Joseph Coyle
This article was originally written and submitted as part of a Canada 150 Project, the Innovation Storybook, to crowdsource stories of Canadian innovation with partners across Canada. The content has since been migrated to Ingenium’s Channel, a digital hub featuring curated content related to science, technology and innovation.
One of the Bulkley Valley’s most noteworthy former residents was a resourceful pioneer, newspaper editor and inventor: Joseph Leopold Coyle. Joseph Coyle was born in Ontario in 1871 and began his career as a journalist apprentice. He moved first to New Jersey and then to Alaska before eventually settling in British Columbia’s Bulkley Valley in 1906. Coyle established several newspapers, including the Omineca Herald, the Bulkley Pioneer, and the Interior News. Founded in 1910, the Interior News became the mainstay paper of Smithers and the Bulkley Valley, and still printed to this day.
Outside of the Bulkley Valley, Coyle is best known for his invention of the Coyle Saftey Egg Carton, the predecessor to the modern egg carton that we all know and use today. After witnessing a frustrated hotelier berate a delivery man for supplying him with broken eggs, Coyle realized that there must be a better way to transport eggs than a simple basket. He developed a carrier with individual cushioned slots; Coyle first created this product by hand and later constructed a machine to keep up with the demand for his invention as his creation went on to be mass-produced in North and South America, Europe, and Britain. To further manufacture and market his invention Coyle left the Bulkley Valley in 19191, travelling to Vancouver, San Francisco, Chicago, London Ontario, and New Westminster BC, setting up factories as he went.
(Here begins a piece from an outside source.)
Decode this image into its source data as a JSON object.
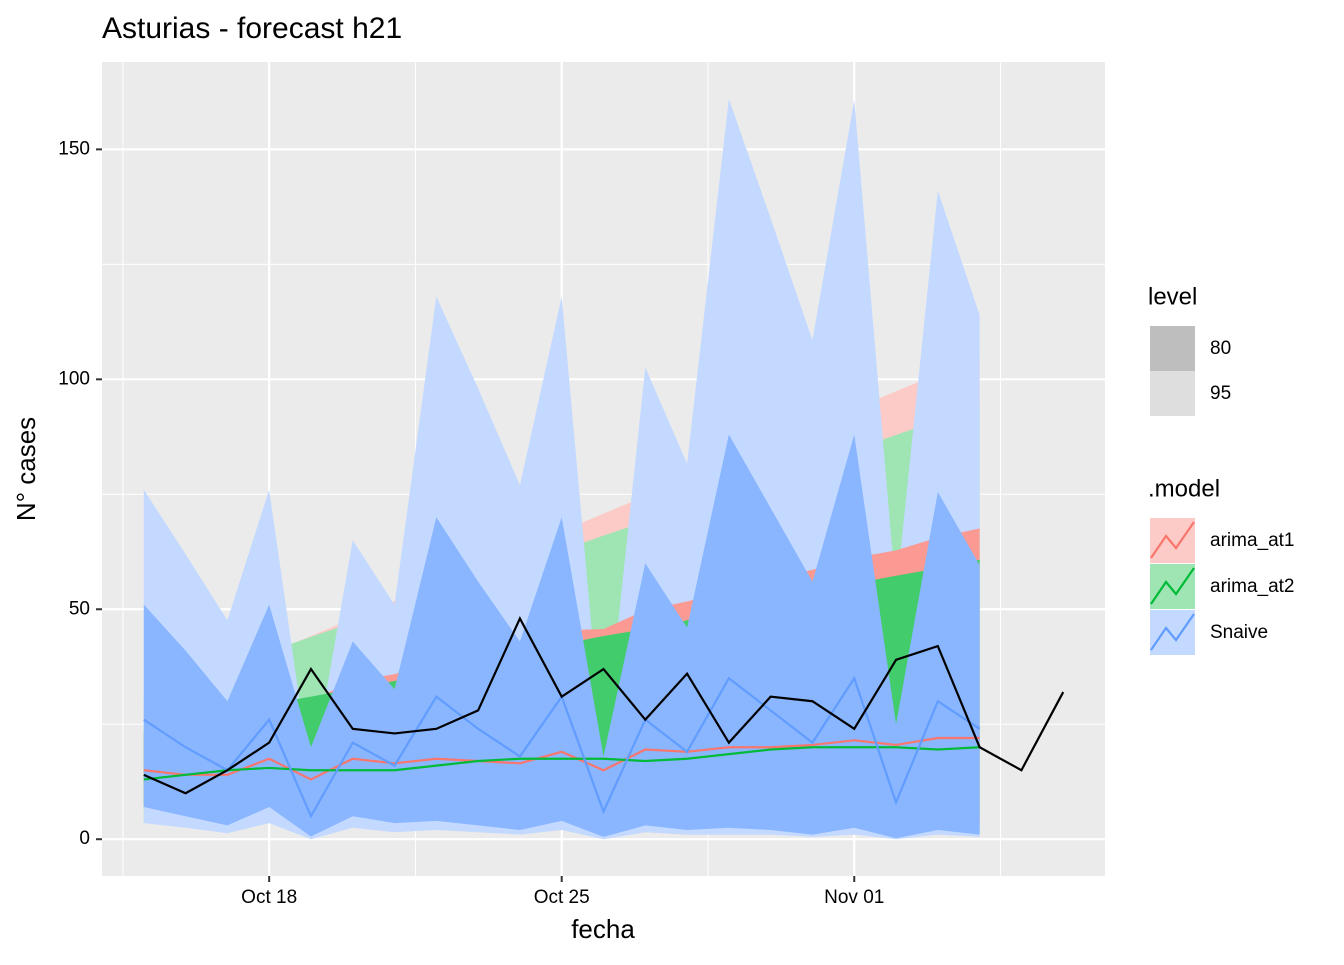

By the time Coyle died in 1972 at the age of 100, hundreds of millions of his cartons had been produced. Unfortunately, Coyle was unable to keep up with the lawyers and the businessman who made millions of dollars off his product. According to his daughter, Ellen Myton, Coyle never made much money from the Coyle Carton; the family was able to live comfortably but not affluently. Coyle’s list of inventions also include a pocket cigar cutter and a vehicle anti-theft device. His egg carton machine is now part of the collection at the Royal BC Museum in Victoria.